Summers-Grice worked on Sen. Fred Thompson’s unsuccessful 2008 presidential campaign, as well as Maine Senate President Kevin Raye’s 2002 bid as the Republican nominee for the 2nd District Congressional seat, won that year by Democrat Mike Michaud. She was more successful in the 2010 Republican campaign to retake the state Senate, which briefly ended 14 years of Democratic control.

Canney has worked mostly for Democrats and a few independents. She was an independent candidate herself in 2018 for Portland’s state Senate District 27 seat now held by Democrat Ben Chipman; both were Clean Election candidates. Chipman won easily, with 75 percent of the vote.

Her biography at Knight Canney notes that she was “a trusted advisor to Senator King” while he was a member of both the Intelligence and Armed Services committees. This required, Canney said, her “immersion in myriad international affairs, including in the Middle East, where she represented Senator King on a fact-finding trip to refugee camps in Jordan.”

One unusual result of LS2 Group’s work on behalf of Saudi Arabia was a 22-minute question-and-answer session by Saudi Embassy spokesman Fahad Nazer in February with Ray Richardson, part of his radio talk show on Portland’s WLOB. During the appearance, Nazer said the Kingdom welcomed “constructive criticism” concerning its human rights record. 

It wasn’t immediately clear how much the LS2 Group is paying Canney, based on her June 15 filing under the 1938 Foreign Agents Registration Act, which requires disclosure from all American nationals working for a foreign government.

LS2 Group has a monthly stipend of $126,500 from the Saudi Arabian Embassy in Washington, D.C., and pays out a considerable amount in subcontracts. Summers-Grice, who registered as a foreign lobbyist on Nov. 25, 2019, reported that she is paid $10,000 a month for part-time work, and is also currently working for Dale Crafts’ campaign for the Republican nomination for the 2nd District Congressional seat now held by Democrat Jared Golden.

Canney’s registration is otherwise identical to Summer-Grice’s but does not list a salary amount.

Sen. King’s spokesman, Matthew Felling, did not respond to a request for comment. Canney referred further requests to the LS2 Group, which did not return phone calls.

In her biography, Canney concludes that she “is a strong and motivating force of good for all her clients.”

Douglas Rooks has covered Maine issues for 35 years as a reporter, editorial writer, columnist, and former editor of Maine Times.

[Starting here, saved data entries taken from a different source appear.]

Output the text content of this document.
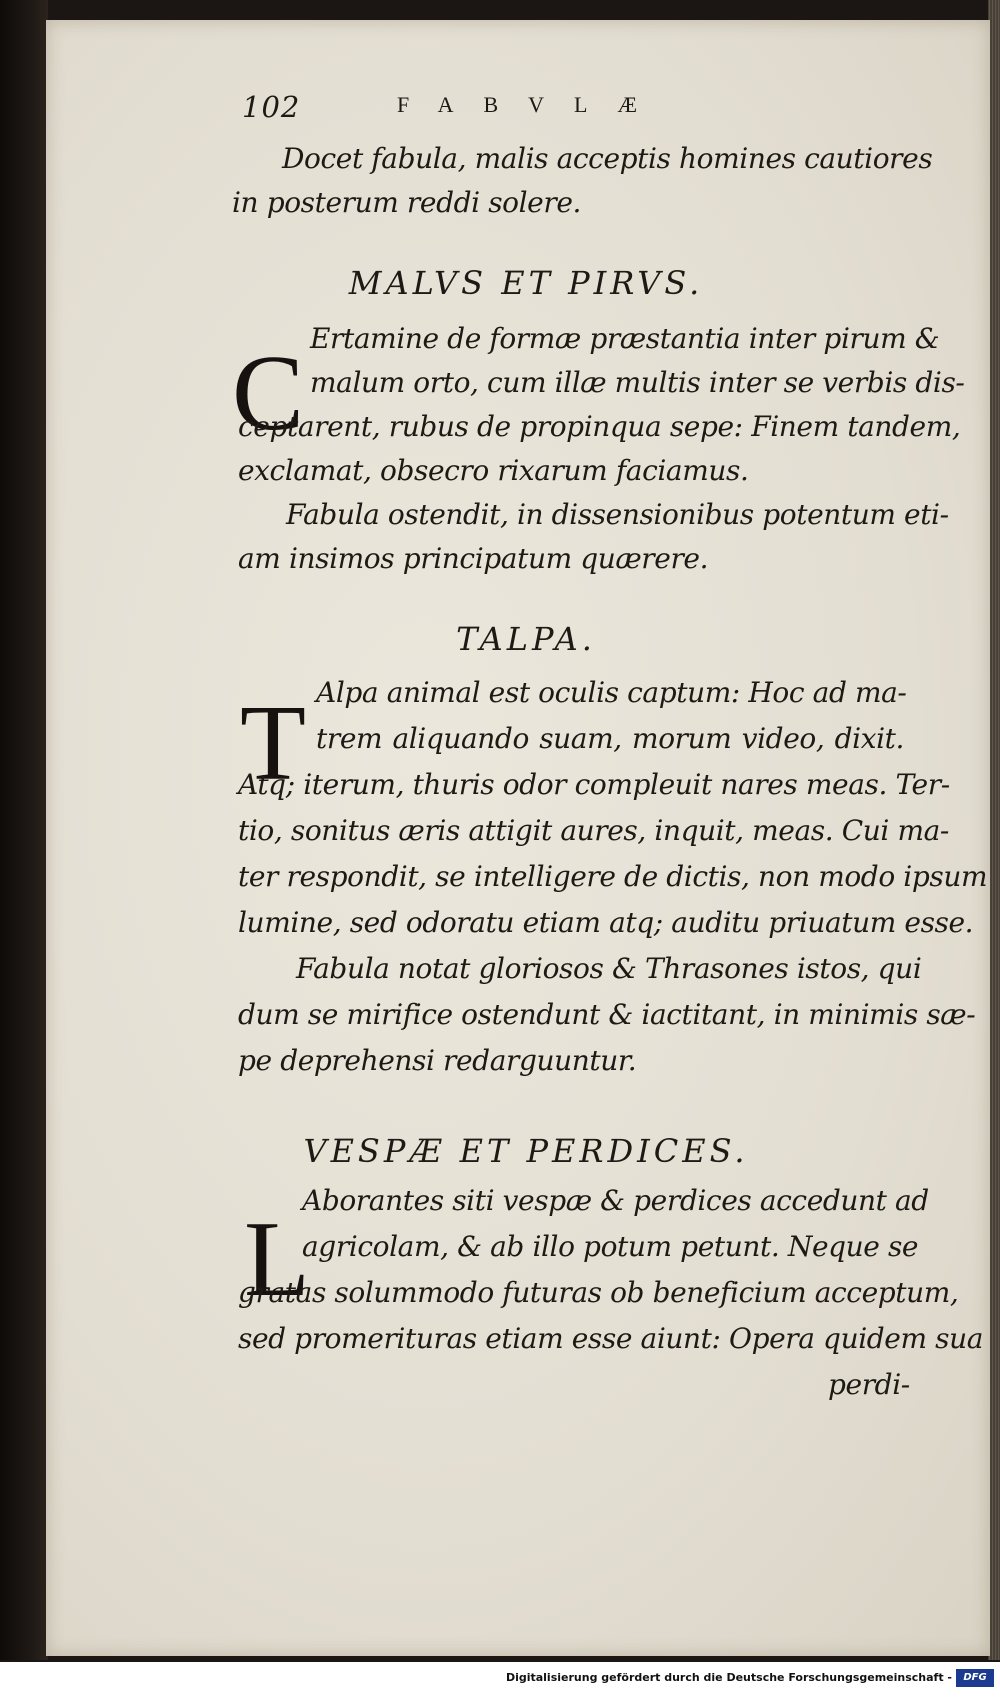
102	FABVLÆ
Docet fabula, malis acceptis homines cautiores
in posterum reddi solere.
MALVS ET PIRVS.
C Ertamine de formæ præstantia inter pirum &
malum orto, cum illæ multis inter se verbis dis-
ceptarent, rubus de propinqua sepe: Finem tandem,
exclamat, obsecro rixarum faciamus.
Fabula ostendit, in dissensionibus potentum eti-
am insimos principatum quærere.
TALPA.
T Alpa animal est oculis captum: Hoc ad ma-
trem aliquando suam, morum video, dixit.
Atq; iterum, thuris odor compleuit nares meas. Ter-
tio, sonitus æris attigit aures, inquit, meas. Cui ma-
ter respondit, se intelligere de dictis, non modo ipsum
lumine, sed odoratu etiam atq; auditu priuatum esse.
Fabula notat gloriosos & Thrasones istos, qui
dum se mirifice ostendunt & iactitant, in minimis sæ-
pe deprehensi redarguuntur.
VESPÆ ET PERDICES.
L
Aborantes siti vespæ & perdices accedunt ad
agricolam, & ab illo potum petunt. Neque se
gratas solummodo futuras ob beneficium acceptum,
sed promerituras etiam esse aiunt: Opera quidem sua
perdi-
Digitalisierung gefördert durch die Deutsche Forschungsgemeinschaft -	DFG
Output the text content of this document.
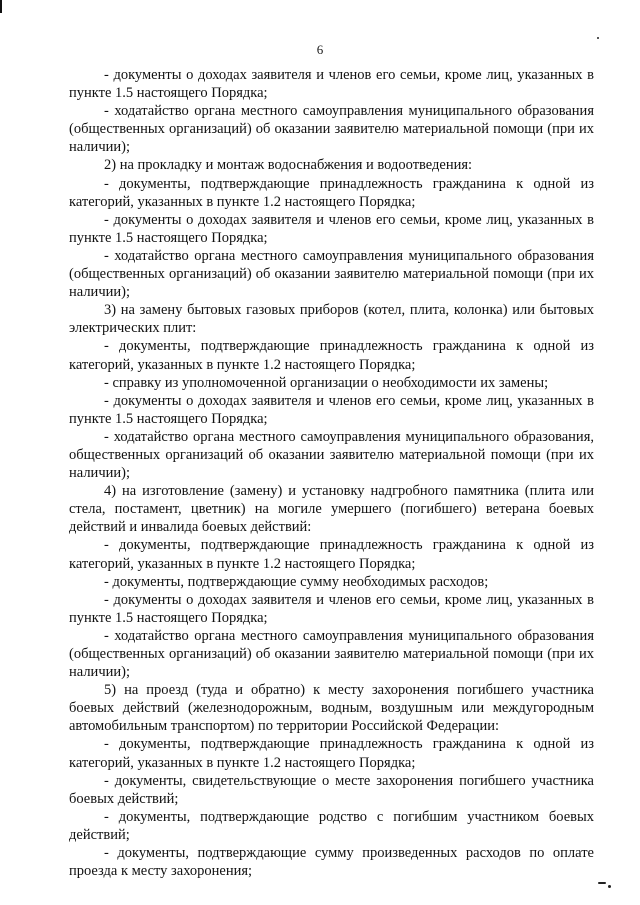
6

- документы о доходах заявителя и членов его семьи, кроме лиц, указанных в пункте 1.5 настоящего Порядка;

- ходатайство органа местного самоуправления муниципального образования (общественных организаций) об оказании заявителю материальной помощи (при их наличии);

2) на прокладку и монтаж водоснабжения и водоотведения:

- документы, подтверждающие принадлежность гражданина к одной из категорий, указанных в пункте 1.2 настоящего Порядка;

- документы о доходах заявителя и членов его семьи, кроме лиц, указанных в пункте 1.5 настоящего Порядка;

- ходатайство органа местного самоуправления муниципального образования (общественных организаций) об оказании заявителю материальной помощи (при их наличии);

3) на замену бытовых газовых приборов (котел, плита, колонка) или бытовых электрических плит:

- документы, подтверждающие принадлежность гражданина к одной из категорий, указанных в пункте 1.2 настоящего Порядка;

- справку из уполномоченной организации о необходимости их замены;

- документы о доходах заявителя и членов его семьи, кроме лиц, указанных в пункте 1.5 настоящего Порядка;

- ходатайство органа местного самоуправления муниципального образования, общественных организаций об оказании заявителю материальной помощи (при их наличии);

4) на изготовление (замену) и установку надгробного памятника (плита или стела, постамент, цветник) на могиле умершего (погибшего) ветерана боевых действий и инвалида боевых действий:

- документы, подтверждающие принадлежность гражданина к одной из категорий, указанных в пункте 1.2 настоящего Порядка;

- документы, подтверждающие сумму необходимых расходов;

- документы о доходах заявителя и членов его семьи, кроме лиц, указанных в пункте 1.5 настоящего Порядка;

- ходатайство органа местного самоуправления муниципального образования (общественных организаций) об оказании заявителю материальной помощи (при их наличии);

5) на проезд (туда и обратно) к месту захоронения погибшего участника боевых действий (железнодорожным, водным, воздушным или междугородным автомобильным транспортом) по территории Российской Федерации:

- документы, подтверждающие принадлежность гражданина к одной из категорий, указанных в пункте 1.2 настоящего Порядка;

- документы, свидетельствующие о месте захоронения погибшего участника боевых действий;

- документы, подтверждающие родство с погибшим участником боевых действий;

- документы, подтверждающие сумму произведенных расходов по оплате проезда к месту захоронения;
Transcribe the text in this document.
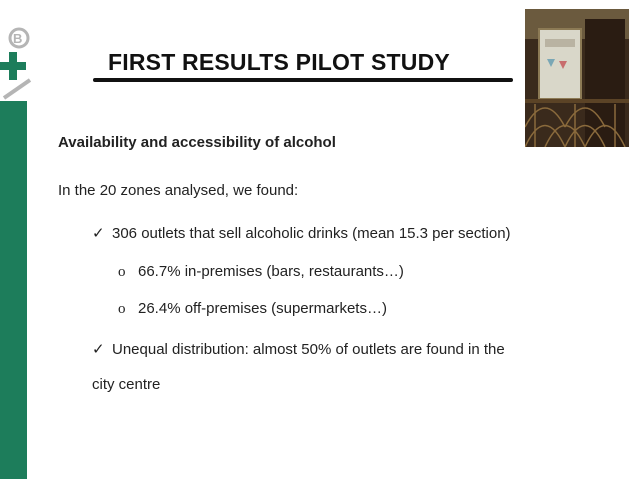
B
FIRST RESULTS PILOT STUDY
Availability and accessibility of alcohol
In the 20 zones analysed, we found:
✓ 306 outlets that sell alcoholic drinks (mean 15.3 per section)
o 66.7% in-premises (bars, restaurants…)
o 26.4% off-premises (supermarkets…)
✓ Unequal distribution: almost 50% of outlets are found in the
city centre
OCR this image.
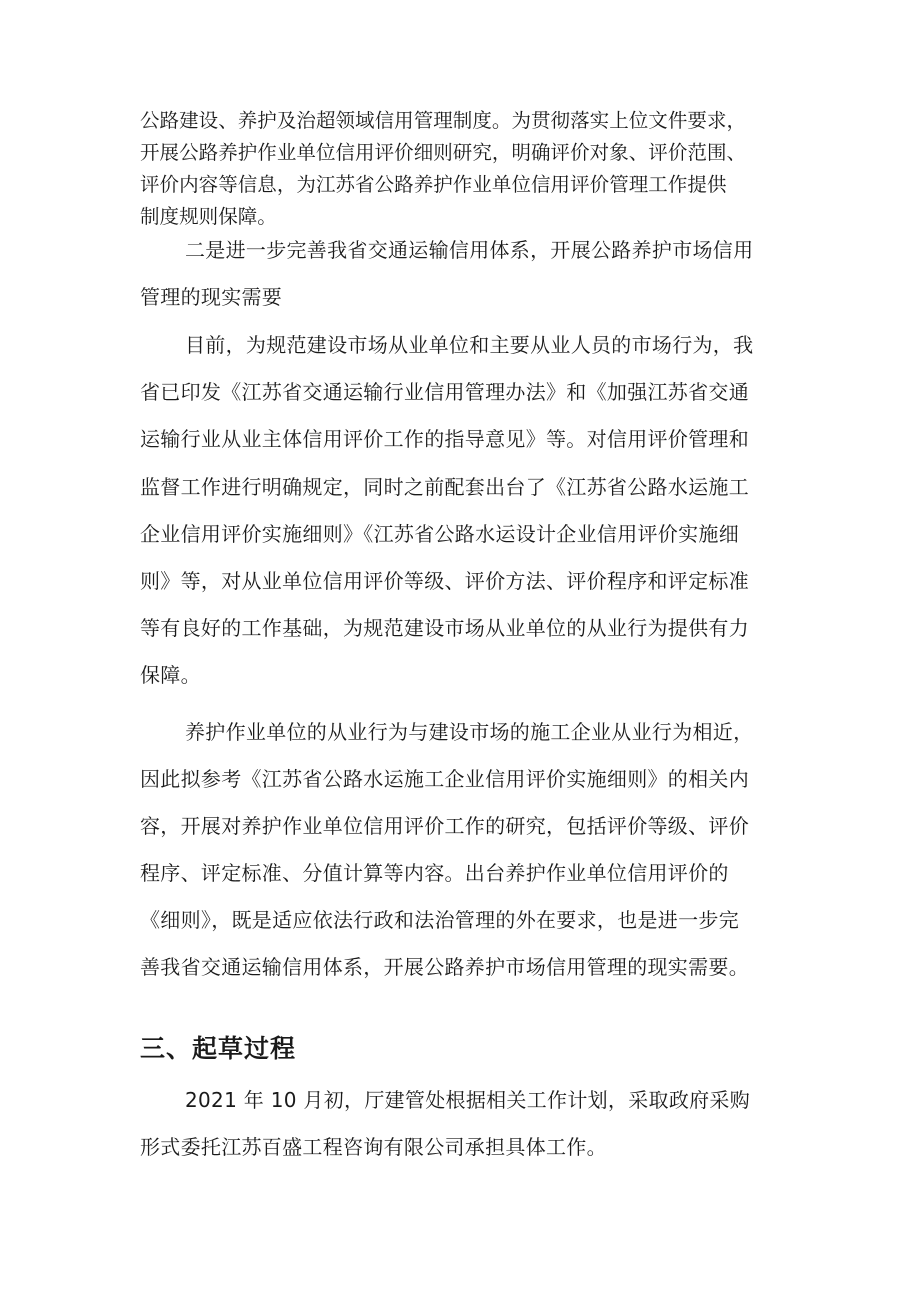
公路建设、养护及治超领域信用管理制度。为贯彻落实上位文件要求，

开展公路养护作业单位信用评价细则研究，明确评价对象、评价范围、

评价内容等信息，为江苏省公路养护作业单位信用评价管理工作提供

制度规则保障。

二是进一步完善我省交通运输信用体系，开展公路养护市场信用

管理的现实需要

目前，为规范建设市场从业单位和主要从业人员的市场行为，我

省已印发《江苏省交通运输行业信用管理办法》和《加强江苏省交通

运输行业从业主体信用评价工作的指导意见》等。对信用评价管理和

监督工作进行明确规定，同时之前配套出台了《江苏省公路水运施工

企业信用评价实施细则》《江苏省公路水运设计企业信用评价实施细

则》等，对从业单位信用评价等级、评价方法、评价程序和评定标准

等有良好的工作基础，为规范建设市场从业单位的从业行为提供有力

保障。

养护作业单位的从业行为与建设市场的施工企业从业行为相近，

因此拟参考《江苏省公路水运施工企业信用评价实施细则》的相关内

容，开展对养护作业单位信用评价工作的研究，包括评价等级、评价

程序、评定标准、分值计算等内容。出台养护作业单位信用评价的

《细则》，既是适应依法行政和法治管理的外在要求，也是进一步完

善我省交通运输信用体系，开展公路养护市场信用管理的现实需要。

三、起草过程

2021 年 10 月初，厅建管处根据相关工作计划，采取政府采购

形式委托江苏百盛工程咨询有限公司承担具体工作。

An earlier version of this story should not have described Crystal Canney as a “lobbyist” for Saudi Arabia. According to the Foreign Agents Registration statement she filed with the U.S. Department of Justice, the services Canney will provide include “strategic and government affairs advice, public relations and communications advice and services, outreach and engagement with the public and media groups, and oversight of other consultants.” The registration statement goes on to say these activities will include “informing the public, government officials and the media about the importance of fostering and promoting strong relations between the United States and the Kingdom of Saudi Arabia.”